Finding Safety in Your Body After Sexual Abuse

Your body is intricate, amazing, sentient and intelligent. However, if you have suffered from sexual abuse it can be a hard place to find safety within. It can feel very difficult to go back to a place that has been hurt and can bring up painful memories. But just as your body is capable of pain, it is also capable of great pleasure. Even more fulfilling, I find than pain or pleasure is the sense of peace inside your body that can be found through accessing safety.

The body wants to heal. It’s aim is to be well-functioning. Your spiritual/soul and body connection are so important, and create the foundational agreement for your life on earth.
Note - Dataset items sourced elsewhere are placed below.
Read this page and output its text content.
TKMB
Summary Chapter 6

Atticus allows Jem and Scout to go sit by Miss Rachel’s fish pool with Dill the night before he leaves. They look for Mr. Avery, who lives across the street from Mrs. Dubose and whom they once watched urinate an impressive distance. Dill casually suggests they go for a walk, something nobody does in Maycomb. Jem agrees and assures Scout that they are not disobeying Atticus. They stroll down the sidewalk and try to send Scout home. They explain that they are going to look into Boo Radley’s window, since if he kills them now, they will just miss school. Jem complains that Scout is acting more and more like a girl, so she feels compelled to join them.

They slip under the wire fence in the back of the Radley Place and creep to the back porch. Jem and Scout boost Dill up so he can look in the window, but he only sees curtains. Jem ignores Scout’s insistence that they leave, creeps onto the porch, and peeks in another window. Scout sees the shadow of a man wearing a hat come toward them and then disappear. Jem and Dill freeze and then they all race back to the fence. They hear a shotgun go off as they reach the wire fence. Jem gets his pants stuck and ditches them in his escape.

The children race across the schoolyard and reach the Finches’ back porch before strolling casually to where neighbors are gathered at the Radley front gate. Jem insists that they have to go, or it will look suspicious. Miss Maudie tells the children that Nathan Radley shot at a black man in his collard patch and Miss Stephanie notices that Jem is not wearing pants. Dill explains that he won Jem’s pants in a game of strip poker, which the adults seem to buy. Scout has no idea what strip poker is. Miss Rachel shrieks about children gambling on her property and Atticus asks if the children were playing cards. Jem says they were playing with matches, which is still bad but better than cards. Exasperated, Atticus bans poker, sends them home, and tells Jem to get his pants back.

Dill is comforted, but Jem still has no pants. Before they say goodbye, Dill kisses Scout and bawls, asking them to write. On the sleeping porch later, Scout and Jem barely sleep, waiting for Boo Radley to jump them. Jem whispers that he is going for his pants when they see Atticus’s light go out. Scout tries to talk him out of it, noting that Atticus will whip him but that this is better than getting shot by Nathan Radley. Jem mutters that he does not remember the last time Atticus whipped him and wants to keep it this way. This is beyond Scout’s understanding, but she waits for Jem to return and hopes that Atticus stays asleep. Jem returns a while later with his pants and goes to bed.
In this agreement the body and soul both aim towards releasing that which has wounded it. This takes safe space. It takes other people to create that space for you as you develop your ability to create safe space inside yourself.

One of the main steps in this is finding a safe place physically in the world. Hopefully in your house or room you have safe space. If you don’t have safe space, then this is the place to start. There are many resources for helping you establish this like hotlines, friends, family so please use them. Maybe your safe place is nature or in an action like prayer, yoga, dance, or art. Let yourself go there often. Go there until that safety begins to sink into your bones and allows you to really let go.

Once you have that, and go there regularly, then find safe space with another. This step might happen before the last. Maybe you make an agreement with a friend to just be supportive while you talk. Maybe a family member is that for you. Maybe a counselor or spiritual guide. This can be very vulnerable. Letting yourself accept your vulnerability will be a great help in this healing. Find someone who can be vulnerable with you and hold you in that that space that is safe. Slowly let yourself be held there. Soak in the sense of safety with another, this begins to heal the sense of pain from intimacy.

Then, or in whatever order you feel called, find a safe space in your body. Find one place in your body you feel safe and place your attention there. Feel the quality of that space. Feel yourself filling up that space. Just invite that without any mental understanding. This is not about the mind, but about feeling safe in the body. Explore that place, and try this each day. When you feel safe there try a new one place in the body that feels safe. This is how you begin to connect to that sense of safety, and your ability to re-access it even after triggers or emotional wounds re-open.